For the first time since the tournament's inception Australia was a notable absentee without any players involved.

This left England and Scotland as the only countries to be represented in each BDO World Championship since the very beginning.
| Top 16 # ENG Martin Adams # ENG Stuart Kellett # ENG Dean Winstanley # ENG Steve West # NED Joey ten Berge # ENG Scott Waites # SCO Ross Montgomery # ENG Tony O'Shea # NED Willy van de Wiel # ENG Garry Thompson # ENG Brian Woods # SCO Mark Barilli # ENG Gary Robson # ENG Robbie Green # ENG Scott Mitchell # ENG Dave Prins * | Other qualifiers # ENG Martin Atkins # ENG Stephen Bunting # ENG Darryl Fitton # ENG Alan Norris # ENG John Walton # ENG Ross Smith # ENG Tony West # ENG Steve Douglas # ENG Dave Chisnall # ENG Ted Hankey # WAL Martin Phillips | Hull qualifiers # ENG Shaun Griffiths # SCO Alan Soutar # NED Jan Dekker # GER Arno Merk # ENG Andy Boulton | |

=== Women's ===
The televised stages featured 8 players. The top 4 players in the individual rankings over the 2009/10 season were seeded for the tournament. Other places were made up of other qualifiers from the individual rankings, a number of qualifying spaces from the International Qualifiers ( held in Hull on 28 October), and spaces for the 2008 & 2009 champions and 2010 finalists if not already qualified and eligible for the tournament. The draw took place on 12 November.

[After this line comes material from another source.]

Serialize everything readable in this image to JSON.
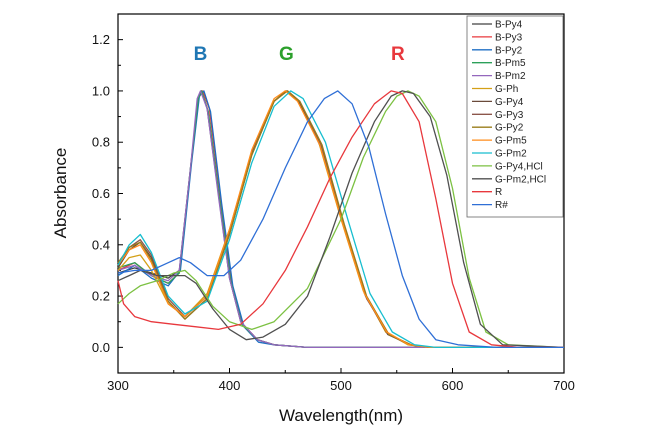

| Top 4 # ENG Trina Gulliver # ENG Deta Hedman # WAL Julie Gore # RUS Irina Armstrong | Hull qualifiers # ENG Lorraine Farlam # BEL Patricia De Peuter # ENG Wendy Reinstadtler | Other qualifiers # WAL Rhian Edwards |

== Prize money==

Men's Champion: £100,000
Runner-Up: £30,000
Semi-Finalists (2): £11,000
Quarter-Finalists (4): £6000
Last 16 (8): £4250
Last 32 (16): £3000

There was also a shared 9 Dart Checkout prize of £52,000, along with a High Checkout prize of £3000.

Women's Champion: £10,000 (up from £6,000)
Runner-Up: £2,000
Semi-Finalists (2): £1,000
Quarter-Finalists (4): £500

The total prize fund was £329,000 – a £4000 increase on last year. All levels of prize money remained the same as 2010 (except for the Ladies winner).

==Draw==

===Men's===
- Match distances in sets are quoted in brackets at the top of each round. All sets best of five legs, unless there is a final set tie-break.

===Women's===
- All matches best of three sets, best of five legs.

== Television coverage==

The tournament was again broadcast by BBC Sport, who have done so every year since its inception. Colin Murray reprised his role as host, after taking over from Ray Stubbs in 2010, Bobby George was again the main pundit, hosting with Colin Murray for live and afternoon coverage sometimes joining Rob Walker for the highlight shows, Bobby George has been the BBC main darts pundit since the early 2000s. Rob Walker, the Master of Ceremonies at BBC's snooker events and host of the BBC's 2009 Winmau World Masters continued to present the late night highlights and Darts Extra through the night on BBC2.

The commentary team was headed by David Croft, who has been commentating for the BBC since 2003 and Vassos Alexander, making his tournament debut covering for the ill Tony Green. Guest commentators included Martin Adams and Tony O'Shea.

Most of the weekend coverage was shown live on either BBC One or BBC Two, included both semi finals and the final itself. All other matches were shown live via the BBC's interactive coverage on its Red Button service.